We can only know how high the beta is when we have done the power calculation. You should think about the power because you gather in your data because you need that to calculate how many individuals you need in your study. Not all studies calculate power and those who do, mention it in the statistical method of the study. If this is included, it also means that they have included all the individuals needed in the study. If they have not mentioned it in the statistical method, no assumptions can be made. Power can be calculated after gathering the data but its not the same as calculating before prior to gathering the data.
Parametric vs. non-parametric analysis
Parametric: for those who have a quantitative variable, almost all of these need a normal distribution; data is sampled randomly and independently; no outliers and equal variance; e.g. T-test, paired T-test, ANOVA, Pearson correlation, linear regression
Non - parametric: qualitative variable, but can use it for quantitative variables that are not normally distributed); does not need to fulfil the qualities of a parametric analysis; e.g. Mann-Whitney, Kruskall Wallis, Wilcoxon ranked sign test, Spearman, logistic regression
Descriptive analysis
Descriptive statistics has the purpose of describing the data, we want to know the distribution of every variable separately, how many are represented in each categories, etc. We can split the variables into specific groups e.g. gender, presenting results for each gender. It doesn’t matter if we divide our variable into groups, we just want to describe the data regardless. The frequently used parameters for this statistics are amount - you describe this using percentage and there are always categories here in the variables. There is also median (IQR) and mean (SD).
If you have your own data, then you have to use a test to determine if the quantitative variable is normally distributed or not.
Kolmogorov-Smirnov: Use it if you have 50 or more observations in the variable
Shapiro-Wilk analysis: Use it if you have less than 50 observations
If it is NOT normally distributed, you present the quantitative variable using the median (IQR) but if it is normally distributed, then you present the quantitative variable using the mean (standard deviation).
If mean/2 is lower than the SD, that indicates that the variable is NOT normally distributed.

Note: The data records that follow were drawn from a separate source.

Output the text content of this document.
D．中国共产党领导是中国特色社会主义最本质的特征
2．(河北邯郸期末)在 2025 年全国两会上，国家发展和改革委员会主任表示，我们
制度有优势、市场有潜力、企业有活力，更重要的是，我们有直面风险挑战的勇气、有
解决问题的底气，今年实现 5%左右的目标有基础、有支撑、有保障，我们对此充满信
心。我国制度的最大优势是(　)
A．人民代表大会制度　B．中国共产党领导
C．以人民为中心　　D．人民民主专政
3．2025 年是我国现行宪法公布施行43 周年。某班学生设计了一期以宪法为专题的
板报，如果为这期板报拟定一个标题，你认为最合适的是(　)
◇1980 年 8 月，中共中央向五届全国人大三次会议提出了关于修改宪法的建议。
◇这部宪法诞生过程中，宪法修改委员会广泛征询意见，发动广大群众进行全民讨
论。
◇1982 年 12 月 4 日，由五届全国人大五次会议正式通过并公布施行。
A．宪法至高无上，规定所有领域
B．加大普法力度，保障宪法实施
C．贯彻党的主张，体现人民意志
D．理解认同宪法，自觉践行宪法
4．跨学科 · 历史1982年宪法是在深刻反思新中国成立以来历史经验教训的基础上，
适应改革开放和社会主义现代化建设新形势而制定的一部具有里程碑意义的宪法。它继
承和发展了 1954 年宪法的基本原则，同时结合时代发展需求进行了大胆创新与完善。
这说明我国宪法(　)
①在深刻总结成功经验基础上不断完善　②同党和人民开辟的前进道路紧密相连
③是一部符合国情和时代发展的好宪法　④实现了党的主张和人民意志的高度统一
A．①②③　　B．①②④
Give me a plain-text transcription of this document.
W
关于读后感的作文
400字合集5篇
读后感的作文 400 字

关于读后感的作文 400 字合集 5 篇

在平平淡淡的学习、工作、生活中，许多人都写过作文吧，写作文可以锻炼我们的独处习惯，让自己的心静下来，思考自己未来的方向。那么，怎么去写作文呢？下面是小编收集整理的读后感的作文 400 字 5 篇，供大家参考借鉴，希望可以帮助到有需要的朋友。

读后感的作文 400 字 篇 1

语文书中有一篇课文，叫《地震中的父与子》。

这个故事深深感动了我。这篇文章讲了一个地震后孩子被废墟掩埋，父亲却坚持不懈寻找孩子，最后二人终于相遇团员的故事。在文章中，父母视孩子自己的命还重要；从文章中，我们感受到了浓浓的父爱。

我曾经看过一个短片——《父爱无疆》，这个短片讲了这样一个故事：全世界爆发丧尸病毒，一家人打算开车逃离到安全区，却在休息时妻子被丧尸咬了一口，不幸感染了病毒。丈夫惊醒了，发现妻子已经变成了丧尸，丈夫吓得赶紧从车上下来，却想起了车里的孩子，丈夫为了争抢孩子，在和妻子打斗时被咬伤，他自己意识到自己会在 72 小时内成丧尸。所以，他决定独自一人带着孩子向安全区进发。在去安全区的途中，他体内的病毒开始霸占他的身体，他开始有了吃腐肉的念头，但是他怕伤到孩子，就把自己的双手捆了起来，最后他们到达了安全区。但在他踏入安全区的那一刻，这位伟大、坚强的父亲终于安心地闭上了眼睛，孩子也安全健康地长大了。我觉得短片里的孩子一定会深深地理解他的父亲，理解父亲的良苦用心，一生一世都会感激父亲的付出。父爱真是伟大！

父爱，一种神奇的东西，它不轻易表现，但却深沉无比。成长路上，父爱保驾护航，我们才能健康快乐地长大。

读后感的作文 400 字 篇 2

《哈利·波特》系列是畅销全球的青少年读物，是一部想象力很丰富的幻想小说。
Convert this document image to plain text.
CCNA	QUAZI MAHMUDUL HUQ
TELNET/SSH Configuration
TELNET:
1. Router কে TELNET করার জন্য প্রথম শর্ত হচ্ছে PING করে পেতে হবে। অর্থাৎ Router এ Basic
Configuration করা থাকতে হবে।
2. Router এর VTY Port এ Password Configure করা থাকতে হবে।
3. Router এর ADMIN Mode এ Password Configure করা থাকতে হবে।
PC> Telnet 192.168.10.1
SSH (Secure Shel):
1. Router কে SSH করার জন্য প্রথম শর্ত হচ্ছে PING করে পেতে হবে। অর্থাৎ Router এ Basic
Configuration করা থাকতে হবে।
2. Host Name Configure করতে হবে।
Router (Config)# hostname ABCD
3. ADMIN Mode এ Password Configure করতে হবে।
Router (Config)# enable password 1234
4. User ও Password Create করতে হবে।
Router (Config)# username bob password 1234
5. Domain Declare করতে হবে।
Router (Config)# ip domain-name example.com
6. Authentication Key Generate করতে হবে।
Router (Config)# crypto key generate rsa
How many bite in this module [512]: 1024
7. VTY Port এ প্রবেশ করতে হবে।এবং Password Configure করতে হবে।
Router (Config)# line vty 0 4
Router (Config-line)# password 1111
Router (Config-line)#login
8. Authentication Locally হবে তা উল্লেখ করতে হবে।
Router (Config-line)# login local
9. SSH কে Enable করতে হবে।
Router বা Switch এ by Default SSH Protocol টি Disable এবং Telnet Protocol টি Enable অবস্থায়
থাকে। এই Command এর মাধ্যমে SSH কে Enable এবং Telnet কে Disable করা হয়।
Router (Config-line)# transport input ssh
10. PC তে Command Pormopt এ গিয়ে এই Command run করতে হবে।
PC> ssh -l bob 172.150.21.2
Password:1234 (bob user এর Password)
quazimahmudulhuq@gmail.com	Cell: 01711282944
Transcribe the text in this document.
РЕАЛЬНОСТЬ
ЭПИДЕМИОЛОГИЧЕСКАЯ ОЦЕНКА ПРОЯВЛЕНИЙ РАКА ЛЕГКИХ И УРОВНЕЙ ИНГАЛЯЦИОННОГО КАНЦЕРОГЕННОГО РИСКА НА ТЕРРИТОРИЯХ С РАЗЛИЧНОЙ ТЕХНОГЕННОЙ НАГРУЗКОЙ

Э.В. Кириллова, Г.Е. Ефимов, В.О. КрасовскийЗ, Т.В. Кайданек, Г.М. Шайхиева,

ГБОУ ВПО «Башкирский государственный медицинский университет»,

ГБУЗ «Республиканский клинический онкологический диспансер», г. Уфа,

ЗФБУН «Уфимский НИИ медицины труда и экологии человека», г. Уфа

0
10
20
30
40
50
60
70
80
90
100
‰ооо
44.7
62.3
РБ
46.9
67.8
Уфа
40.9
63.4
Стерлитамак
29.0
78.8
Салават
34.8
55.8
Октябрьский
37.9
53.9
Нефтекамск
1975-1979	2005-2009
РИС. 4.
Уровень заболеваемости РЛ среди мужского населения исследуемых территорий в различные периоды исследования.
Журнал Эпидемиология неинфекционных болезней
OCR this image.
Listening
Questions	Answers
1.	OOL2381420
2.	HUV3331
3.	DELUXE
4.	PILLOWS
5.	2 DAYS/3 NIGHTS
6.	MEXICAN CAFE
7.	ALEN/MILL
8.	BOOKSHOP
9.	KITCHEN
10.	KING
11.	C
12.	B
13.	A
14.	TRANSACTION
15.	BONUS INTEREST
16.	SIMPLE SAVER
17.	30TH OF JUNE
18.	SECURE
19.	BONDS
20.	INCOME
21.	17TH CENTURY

If it is higher than SD, it is normally distributed.
Bivariate analysis
A bivariate analysis focuses on analysis of two variables.
Non parametric:
- Mann-Whitney compares two groups
- Chi-squared is a cross table
- Wilcoxon signed rank: two occasions or matched pair
Parametric:
- T-test comparing two groups
- Paired T-test: two occasions or matched pair
Multivariate analysis
A multivariate analysis focuses on analysis of three or
more variables.
Non parametric:
- Kruskal Wallis compares three or more groups.
Parametric:
- ANOVA comparing three or more groups.
Generalised linear models
These focus on 2 or more variables and are an extension of the general linear model. The dependent variable follows different distributions and is not quantitative. There is a non-linear relationship between the dependent and independent variables. The dependent variable must be transformed and is related to the linear model through a link function. Then transformed dependent variable is linearly dependent on the independent series.
Examples: logistic (binomial, multinomial, ordinal) and poisson regression
In baby terms, it’s explaining one variable with two or more variables.